To begin with, a funky decor leans toward the earthy and rustic. Wooden tables from reclaimed wood and metal invite conversation and ease, while the granite counter bar provides uncomplicated refuge for the businessman taking it easy over a New Holland brew and the paper.
Next up, cuisine that's been plucked from local sources, such as the Green City Market, along with innovative chef Gabe Boyer, gives the menu a back-to-the-basics sensibility. Forget the old days of fried potato skins drenched in sour cream and bacon. Snacks here, such as tuna tartare ($8) and the hibachi chicken wings ($7), de-boned prior to serving, do homage to gourmet, not gluttony.
Other eco-friendly initiatives include the Natura water system that saves on bottles, as well as recycling and kitchen-composting programs. For Chef Boyer, who worked at L20 and Tru, composting makes a world of difference. "You can't imagine the amount of waste in fine dining," he says.
Small plates like spinach salad skewer with molten egg, chicharron pork rinds and crema ($9) and octopus pastrami ($11) encourage sharing.
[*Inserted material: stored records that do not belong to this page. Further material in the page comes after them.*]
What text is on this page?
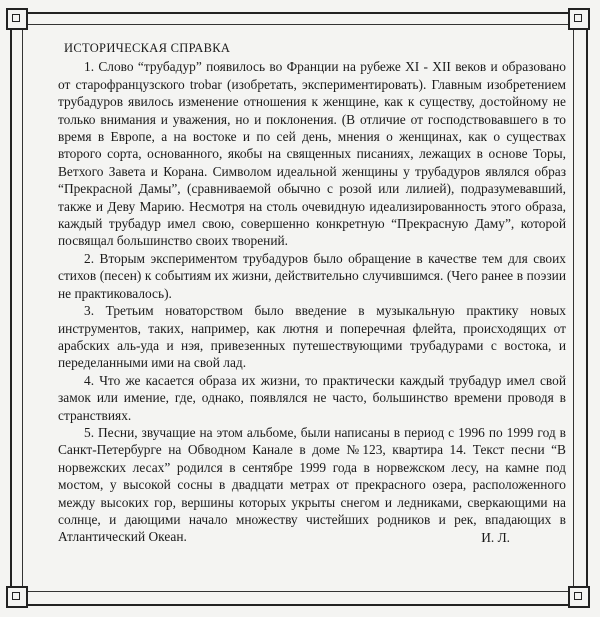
ИСТОРИЧЕСКАЯ СПРАВКА

1. Слово “трубадур” появилось во Франции на рубеже XI - XII веков и образовано от старофранцузского trobar (изобретать, экспериментировать). Главным изобретением трубадуров явилось изменение отношения к женщине, как к существу, достойному не только внимания и уважения, но и поклонения. (В отличие от господствовавшего в то время в Европе, а на востоке и по сей день, мнения о женщинах, как о существах второго сорта, основанного, якобы на священных писаниях, лежащих в основе Торы, Ветхого Завета и Корана. Символом идеальной женщины у трубадуров являлся образ “Прекрасной Дамы”, (сравниваемой обычно с розой или лилией), подразумевавший, также и Деву Марию. Несмотря на столь очевидную идеализированность этого образа, каждый трубадур имел свою, совершенно конкретную “Прекрасную Даму”, которой посвящал большинство своих творений.

2. Вторым экспериментом трубадуров было обращение в качестве тем для своих стихов (песен) к событиям их жизни, действительно случившимся. (Чего ранее в поэзии не практиковалось).

3. Третьим новаторством было введение в музыкальную практику новых инструментов, таких, например, как лютня и поперечная флейта, происходящих от арабских аль-уда и нэя, привезенных путешествующими трубадурами с востока, и переделанными ими на свой лад.

4. Что же касается образа их жизни, то практически каждый трубадур имел свой замок или имение, где, однако, появлялся не часто, большинство времени проводя в странствиях.

5. Песни, звучащие на этом альбоме, были написаны в период с 1996 по 1999 год в Санкт-Петербурге на Обводном Канале в доме №123, квартира 14. Текст песни “В норвежских лесах” родился в сентябре 1999 года в норвежском лесу, на камне под мостом, у высокой сосны в двадцати метрах от прекрасного озера, расположенного между высоких гор, вершины которых укрыты снегом и ледниками, сверкающими на солнце, и дающими начало множеству чистейших родников и рек, впадающих в Атлантический Океан.	И. Л.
And when folks share things, they tend to talk more, which is part of the master plan. "That's how I designed the food, for people to talk about it," says owner Anthony Fiore. "Not just to fill up on steak and mashed potatoes."
Imagine food designed for sociability, not just for stuffing into one's mouth while watching the game. Sounds alien for this neck of the woods, but if Elate leads the pack, Chicago may be pulled into the Jamie Oliver-esque 21st century, kicking and screaming.
For lunch, the vegetarian black bean burger ($10) and Italian pork ($11) offer solid midday deals, whilst breakfast items such as whipped smoked salmon on a bagel ($13) and creme brulee pancakes ($12) offer a break from the usual culprits.